Sicherheit hat oberste Priorität

Alle Gerüstbauteile sind während der mehrjährigen Standzeit absolut sturmsicher fixiert, und auch während der Montage- und Demontagearbeiten darf kein Teil herunterfallen. Diese Forderung nach perfekter Sicherheit hat für die Dombauhütte höchste Priorität. Schließlich ist der Stephansdom ein touristischer Magnet mit mehr als 2 Millionen Besuchern im Jahr – nicht auszudenken, wenn ein Passant von herunterfallenden Gerüstbauteilen getroffen würde. „Und natürlich sollen auch die Steinmetze einen absolut sicheren, ergonomischen Arbeitsplatz auf dem Gerüst haben“, formuliert Johann Szlavich den Anspruch an die Gerüstkonstruktion. In der Planungsphase wurde deshalb Gerüstlage für Gerüstlage per CAD maßgeschneidert an die Form des Turms angepasst. Die detaillierten Zeichnungen lassen bei der Montage keine Fragen mehr offen und sorgen für einen zügigen Arbeitsrhythmus – unterstützt von der ausgefeilten Logistik des Materialtransports. „Das machen wir bei jedem Auftrag so, selbst bei technisch einfacheren Einrüstungen. Professionelle, detaillierte Arbeitsvorbereitung zahlt sich letztendlich immer aus“, ist sich Szlavich sicher.

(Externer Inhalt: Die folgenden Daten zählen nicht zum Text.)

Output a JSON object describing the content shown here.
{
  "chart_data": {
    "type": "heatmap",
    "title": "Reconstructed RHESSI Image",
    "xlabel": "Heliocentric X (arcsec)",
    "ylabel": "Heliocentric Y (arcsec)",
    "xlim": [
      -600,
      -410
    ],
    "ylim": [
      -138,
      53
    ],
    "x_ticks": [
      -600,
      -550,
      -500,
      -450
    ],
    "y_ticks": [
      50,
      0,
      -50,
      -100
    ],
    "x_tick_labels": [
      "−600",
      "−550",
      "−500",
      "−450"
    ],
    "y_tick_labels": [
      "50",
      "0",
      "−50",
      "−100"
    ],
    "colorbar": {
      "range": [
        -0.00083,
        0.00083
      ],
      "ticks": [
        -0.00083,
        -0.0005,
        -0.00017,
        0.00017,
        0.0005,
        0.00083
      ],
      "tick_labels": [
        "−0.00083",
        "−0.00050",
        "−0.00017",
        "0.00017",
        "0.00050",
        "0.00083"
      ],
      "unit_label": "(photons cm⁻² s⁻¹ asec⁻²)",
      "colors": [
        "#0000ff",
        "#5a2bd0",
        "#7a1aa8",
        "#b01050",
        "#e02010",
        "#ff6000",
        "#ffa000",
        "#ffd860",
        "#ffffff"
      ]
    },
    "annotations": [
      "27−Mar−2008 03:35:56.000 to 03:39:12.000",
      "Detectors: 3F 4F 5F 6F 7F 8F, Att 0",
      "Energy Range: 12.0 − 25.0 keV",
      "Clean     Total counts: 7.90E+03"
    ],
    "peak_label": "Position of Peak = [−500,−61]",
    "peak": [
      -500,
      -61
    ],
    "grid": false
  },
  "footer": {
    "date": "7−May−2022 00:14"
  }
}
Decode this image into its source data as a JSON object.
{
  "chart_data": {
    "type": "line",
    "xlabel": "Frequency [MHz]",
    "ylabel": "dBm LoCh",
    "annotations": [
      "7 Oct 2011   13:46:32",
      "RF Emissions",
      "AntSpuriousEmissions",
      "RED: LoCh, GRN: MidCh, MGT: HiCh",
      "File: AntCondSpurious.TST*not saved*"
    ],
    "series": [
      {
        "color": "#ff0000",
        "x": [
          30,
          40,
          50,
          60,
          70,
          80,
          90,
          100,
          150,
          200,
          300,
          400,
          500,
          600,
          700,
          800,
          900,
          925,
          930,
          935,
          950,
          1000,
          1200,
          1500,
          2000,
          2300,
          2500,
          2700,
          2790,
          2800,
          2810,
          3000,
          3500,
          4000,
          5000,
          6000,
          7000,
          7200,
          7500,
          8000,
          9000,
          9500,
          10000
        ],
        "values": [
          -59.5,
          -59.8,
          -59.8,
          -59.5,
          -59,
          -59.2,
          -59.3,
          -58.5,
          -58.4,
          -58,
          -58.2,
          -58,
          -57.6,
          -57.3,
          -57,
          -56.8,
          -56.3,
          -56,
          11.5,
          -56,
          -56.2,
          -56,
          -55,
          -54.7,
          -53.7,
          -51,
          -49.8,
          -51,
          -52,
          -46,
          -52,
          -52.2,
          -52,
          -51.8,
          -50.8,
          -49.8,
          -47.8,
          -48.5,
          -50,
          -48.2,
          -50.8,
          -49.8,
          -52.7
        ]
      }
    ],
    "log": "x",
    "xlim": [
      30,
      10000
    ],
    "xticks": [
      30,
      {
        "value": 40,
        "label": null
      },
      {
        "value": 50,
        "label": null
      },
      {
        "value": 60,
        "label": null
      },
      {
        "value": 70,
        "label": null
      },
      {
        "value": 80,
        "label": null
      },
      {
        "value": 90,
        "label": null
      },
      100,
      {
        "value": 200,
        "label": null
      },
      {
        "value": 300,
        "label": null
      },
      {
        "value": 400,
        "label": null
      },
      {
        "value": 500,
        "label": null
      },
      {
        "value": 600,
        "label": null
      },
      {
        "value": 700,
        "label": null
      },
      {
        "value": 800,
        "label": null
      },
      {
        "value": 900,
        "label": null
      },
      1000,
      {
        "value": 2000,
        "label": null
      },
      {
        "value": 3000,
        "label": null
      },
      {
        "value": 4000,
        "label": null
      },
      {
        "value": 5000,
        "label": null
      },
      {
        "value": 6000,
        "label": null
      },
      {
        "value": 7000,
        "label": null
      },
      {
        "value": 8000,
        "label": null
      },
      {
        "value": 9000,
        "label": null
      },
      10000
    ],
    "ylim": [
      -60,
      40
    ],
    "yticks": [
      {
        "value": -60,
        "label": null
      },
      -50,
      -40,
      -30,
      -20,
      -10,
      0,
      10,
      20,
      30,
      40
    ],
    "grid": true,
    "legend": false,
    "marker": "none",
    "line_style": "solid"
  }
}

Sie ermögliche nämlich nicht nur einen exakten Materialauszug, sondern sei auch Voraussetzung für eine stimmige Logistik, damit die Arbeitskette nicht abreißt.

Bei der Auswahl des eingesetzten Gerüstsystems haben die Arbeitsgerüst-Experten die Steinmetze der Dombauhütte mit einbezogen. Konstrukteur und Anwender haben sich im Laufe der gemeinsam absolvierten Projekte optimal aufeinander eingestellt. Johann Szlavich bringt die gemeinsam erarbeiteten Einrüstungserfahrungen auf den Punkt: „Ein Modulgerüstsystem eignet sich für die Steinmetzarbeiten am besten.“ Bei dieser Gerüstart kann schon mal ein Belag herausgenommen werden, wenn ein großer Stein abgesetzt werden muss. Rahmengerüste lassen das nicht zu, hier dient der Belag als Aussteifung und ist zwingend erforderlich. Die österreichischen Arbeitsgerüst-Experten haben das Modex-Modulgerüstsystem von Hünnebeck (Ratingen, Deutschland) eingesetzt. Seit April 2007 ist die Turmspitze damit eingerüstet. Die umfangreichen Restaurierungsarbeiten werden vermutlich zwei bis drei Jahre in Anspruch nehmen.